Let me tell you about how, on my recent trip down South, I ran into a tornado on Interstate 10 near Lafayette, Louisiana. And how I nearly succumbed musing about apparel.

It all started in the morning when my hotel TV showed a band of thunderstorms coming my way. The band was color-enhanced, blue through green at the edges and yellow through red at the center. It looked nasty, and the thought came to me that I'd better get going. A real dumb idea as it turned out.

After I had been driving a while, the false colors of the TV thunderstorm became menacingly real. Off to my side the sky was sulfurous yellow and up ahead dirty pink. It also started raining and then pouring. Soon everything turned black and sinister. The only illumination came from scary strokes of lightning.

At an upcoming exit ramp I saw the gentle lights of Wendy's, so that's where I went. Parking my car in the empty lot, I ran out to get shelter and coffee. The lights were on, but the place was empty and the door was locked. So there I was in the pelting rain -- my raincoat was in my suitcase -- desperately banging on the door. When nothing happened and I was sufficiently soaked, I went back to my car for further deliberation.

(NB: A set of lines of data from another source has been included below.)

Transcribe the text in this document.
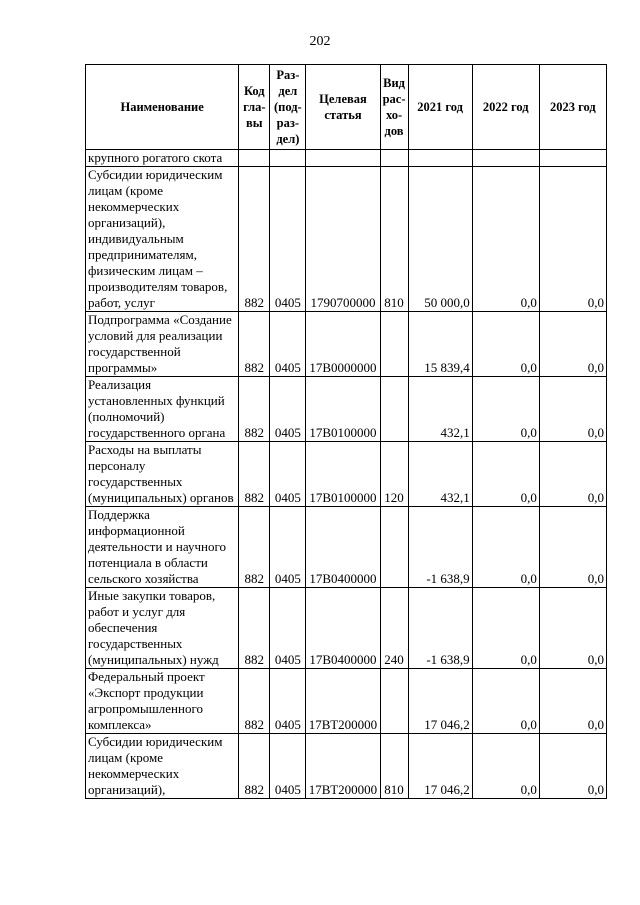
202
Наименование	Код гла- вы	Раз- дел (под- раз- дел)	Целевая статья	Вид рас- хо- дов	2021 год	2022 год	2023 год
крупного рогатого скота							
Субсидии юридическим лицам (кроме некоммерческих организаций), индивидуальным предпринимателям, физическим лицам – производителям товаров, работ, услуг	882	0405	1790700000	810	50 000,0	0,0	0,0
Подпрограмма «Создание условий для реализации государственной программы»	882	0405	17В0000000		15 839,4	0,0	0,0
Реализация установленных функций (полномочий) государственного органа	882	0405	17В0100000		432,1	0,0	0,0
Расходы на выплаты персоналу государственных (муниципальных) органов	882	0405	17В0100000	120	432,1	0,0	0,0
Поддержка информационной деятельности и научного потенциала в области сельского хозяйства	882	0405	17В0400000		-1 638,9	0,0	0,0
Иные закупки товаров, работ и услуг для обеспечения государственных (муниципальных) нужд	882	0405	17В0400000	240	-1 638,9	0,0	0,0
Федеральный проект «Экспорт продукции агропромышленного комплекса»	882	0405	17ВТ200000		17 046,2	0,0	0,0
Субсидии юридическим лицам (кроме некоммерческих организаций),	882	0405	17ВТ200000	810	17 046,2	0,0	0,0
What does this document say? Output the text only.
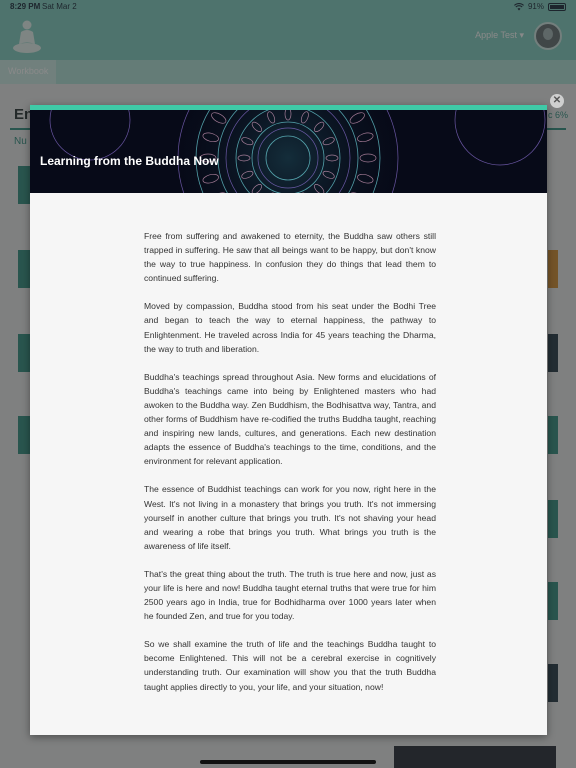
Learning from the Buddha Now

Free from suffering and awakened to eternity, the Buddha saw others still trapped in suffering. He saw that all beings want to be happy, but don't know the way to true happiness. In confusion they do things that lead them to continued suffering.

Moved by compassion, Buddha stood from his seat under the Bodhi Tree and began to teach the way to eternal happiness, the pathway to Enlightenment. He traveled across India for 45 years teaching the Dharma, the way to truth and liberation.

Buddha's teachings spread throughout Asia. New forms and elucidations of Buddha's teachings came into being by Enlightened masters who had awoken to the Buddha way. Zen Buddhism, the Bodhisattva way, Tantra, and other forms of Buddhism have re-codified the truths Buddha taught, reaching and inspiring new lands, cultures, and generations. Each new destination adapts the essence of Buddha's teachings to the time, conditions, and the environment for relevant application.

The essence of Buddhist teachings can work for you now, right here in the West. It's not living in a monastery that brings you truth. It's not immersing yourself in another culture that brings you truth. It's not shaving your head and wearing a robe that brings you truth. What brings you truth is the awareness of life itself.

That's the great thing about the truth. The truth is true here and now, just as your life is here and now! Buddha taught eternal truths that were true for him 2500 years ago in India, true for Bodhidharma over 1000 years later when he founded Zen, and true for you today.

So we shall examine the truth of life and the teachings Buddha taught to become Enlightened. This will not be a cerebral exercise in cognitively understanding truth. Our examination will show you that the truth Buddha taught applies directly to you, your life, and your situation, now!

✕
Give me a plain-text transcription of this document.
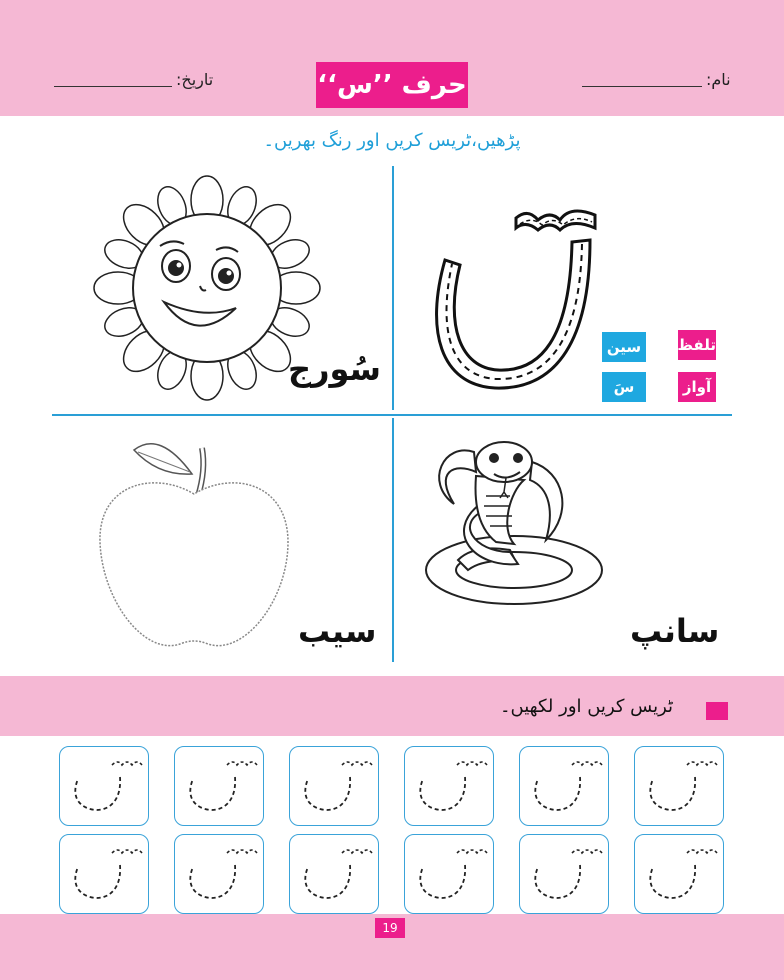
نام:
تاریخ:	حرف ’’س‘‘
پڑھیں،ٹریس کریں اور رنگ بھریں۔
تلفظ
سین
آواز
سَ
سُورج
سیب	سانپ
ٹریس کریں اور لکھیں۔
19
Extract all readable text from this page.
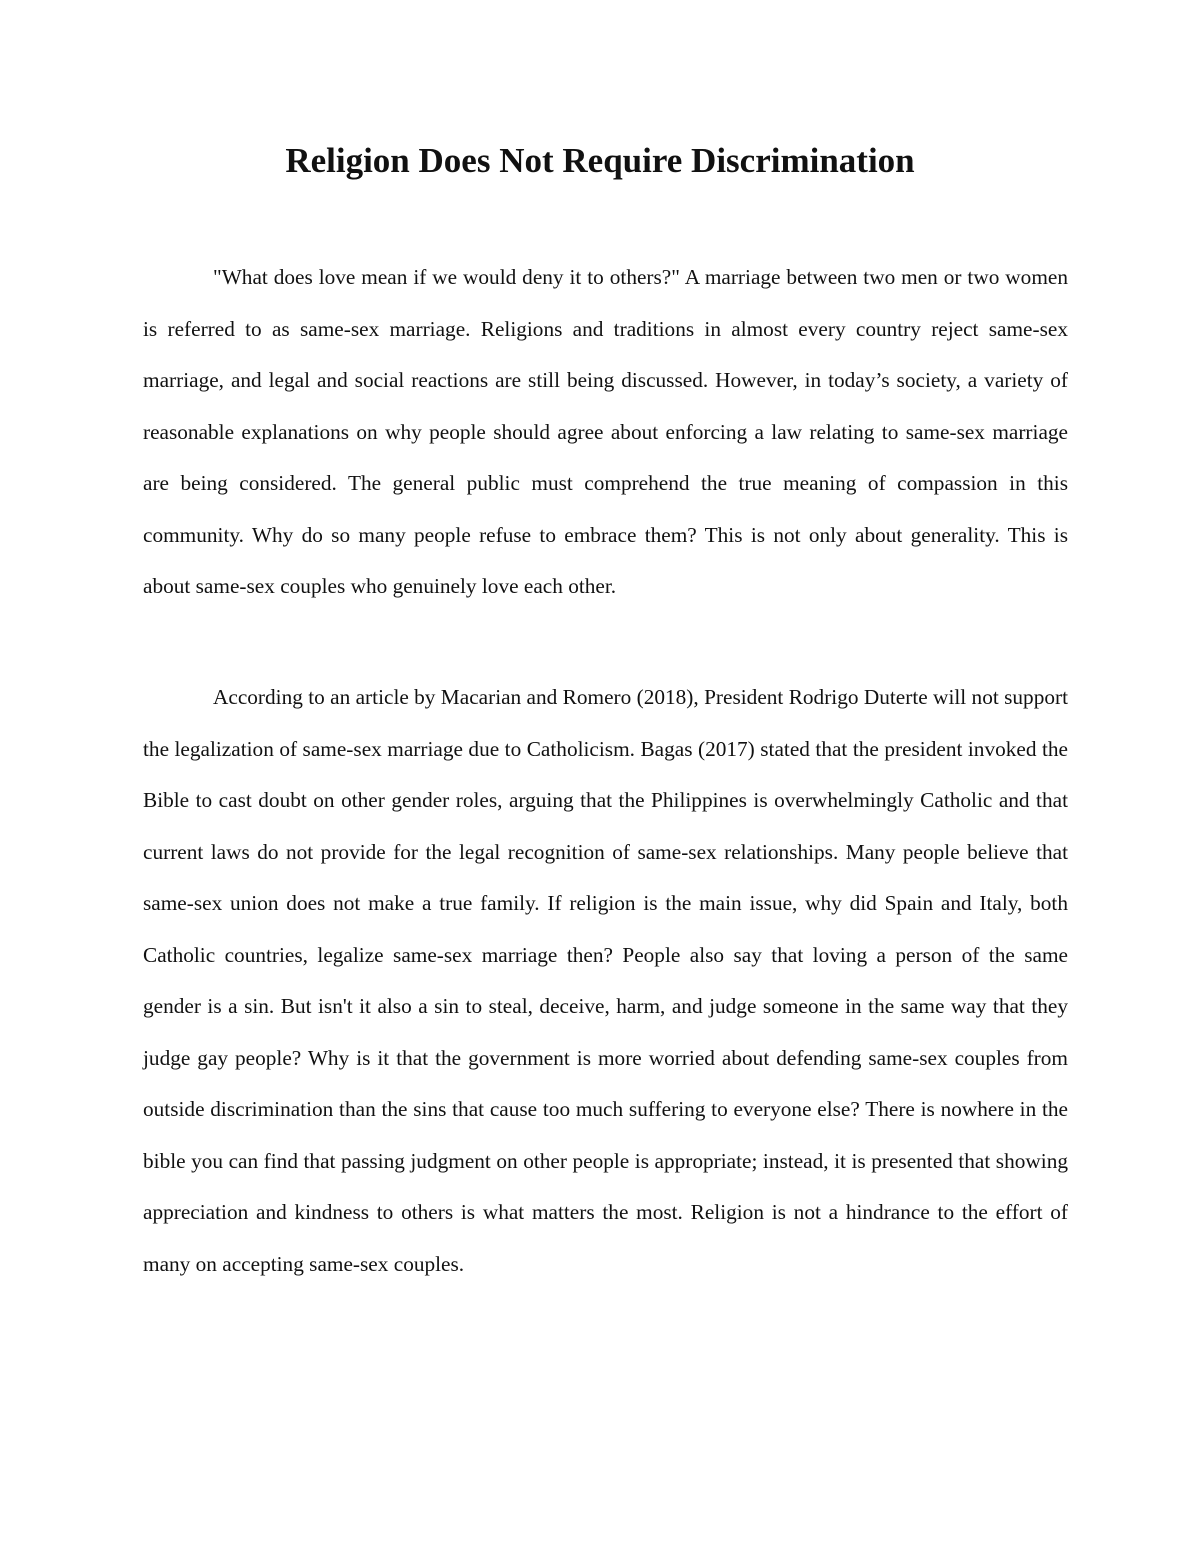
Religion Does Not Require Discrimination

"What does love mean if we would deny it to others?" A marriage between two men or two women is referred to as same-sex marriage. Religions and traditions in almost every country reject same-sex marriage, and legal and social reactions are still being discussed. However, in today’s society, a variety of reasonable explanations on why people should agree about enforcing a law relating to same-sex marriage are being considered. The general public must comprehend the true meaning of compassion in this community. Why do so many people refuse to embrace them? This is not only about generality. This is about same-sex couples who genuinely love each other.

According to an article by Macarian and Romero (2018), President Rodrigo Duterte will not support the legalization of same-sex marriage due to Catholicism. Bagas (2017) stated that the president invoked the Bible to cast doubt on other gender roles, arguing that the Philippines is overwhelmingly Catholic and that current laws do not provide for the legal recognition of same-sex relationships. Many people believe that same-sex union does not make a true family. If religion is the main issue, why did Spain and Italy, both Catholic countries, legalize same-sex marriage then? People also say that loving a person of the same gender is a sin. But isn't it also a sin to steal, deceive, harm, and judge someone in the same way that they judge gay people? Why is it that the government is more worried about defending same-sex couples from outside discrimination than the sins that cause too much suffering to everyone else? There is nowhere in the bible you can find that passing judgment on other people is appropriate; instead, it is presented that showing appreciation and kindness to others is what matters the most. Religion is not a hindrance to the effort of many on accepting same-sex couples.
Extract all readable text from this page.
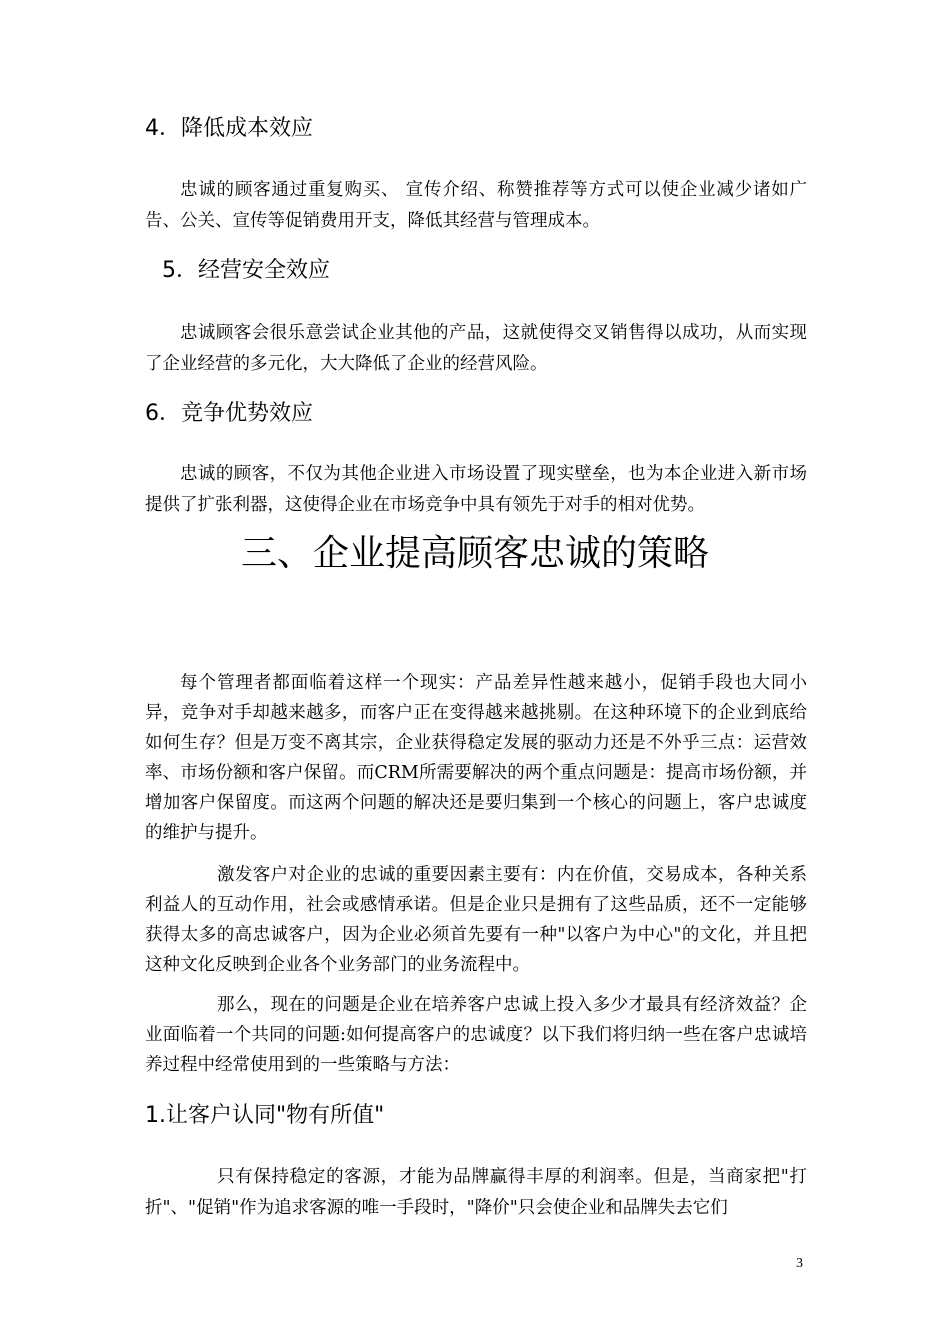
4．降低成本效应

忠诚的顾客通过重复购买、 宣传介绍、称赞推荐等方式可以使企业减少诸如广告、公关、宣传等促销费用开支，降低其经营与管理成本。

5．经营安全效应

忠诚顾客会很乐意尝试企业其他的产品，这就使得交叉销售得以成功，从而实现了企业经营的多元化，大大降低了企业的经营风险。

6．竞争优势效应

忠诚的顾客，不仅为其他企业进入市场设置了现实壁垒，也为本企业进入新市场提供了扩张利器，这使得企业在市场竞争中具有领先于对手的相对优势。

三、企业提高顾客忠诚的策略

每个管理者都面临着这样一个现实：产品差异性越来越小，促销手段也大同小异，竞争对手却越来越多，而客户正在变得越来越挑剔。在这种环境下的企业到底给如何生存？但是万变不离其宗，企业获得稳定发展的驱动力还是不外乎三点：运营效率、市场份额和客户保留。而CRM所需要解决的两个重点问题是：提高市场份额，并增加客户保留度。而这两个问题的解决还是要归集到一个核心的问题上，客户忠诚度的维护与提升。

激发客户对企业的忠诚的重要因素主要有：内在价值，交易成本，各种关系利益人的互动作用，社会或感情承诺。但是企业只是拥有了这些品质，还不一定能够获得太多的高忠诚客户，因为企业必须首先要有一种"以客户为中心"的文化，并且把这种文化反映到企业各个业务部门的业务流程中。

那么，现在的问题是企业在培养客户忠诚上投入多少才最具有经济效益？企业面临着一个共同的问题:如何提高客户的忠诚度？以下我们将归纳一些在客户忠诚培养过程中经常使用到的一些策略与方法：

1.让客户认同"物有所值"

只有保持稳定的客源，才能为品牌赢得丰厚的利润率。但是，当商家把"打折"、"促销"作为追求客源的唯一手段时，"降价"只会使企业和品牌失去它们

3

Turning on the radio I was lucky enough to find an intelligent voice amidst the disc jockey blabber. It said that a tornado had been spotted in Evangeline Parish and that prudent people should get into the basement. I had no idea where Evangeline Parish was, so I looked on the map and discovered I was in the middle of it. The words about going to the basement now took on a new and cruel meaning.

At this desperate moment I saw a Wallmart sign in the darkness, briefly illuminated by lightning. The store was actually next door, but had been hidden from my view by a tall fence. I drove down quickly, jumped out of the car and ran inside, dripping water everywhere.

I figured that my only way of drying out again was to buy a dry pair of jeans and put them on in the store. Making my way to men's clothing, I started rummaging through the endless stacks of jeans. Now just visualize the scene. With a tornado barreling down upon me, I am ruminating on whether to by a pair of Rustlers for $12.95 or Wranglers for $ 15.95. With disaster about to strike, my neurons are assessing the relative quality of denim. I could have been killed pondering fabric. I mean to say, the mind is a wonderful organ. But dangerous.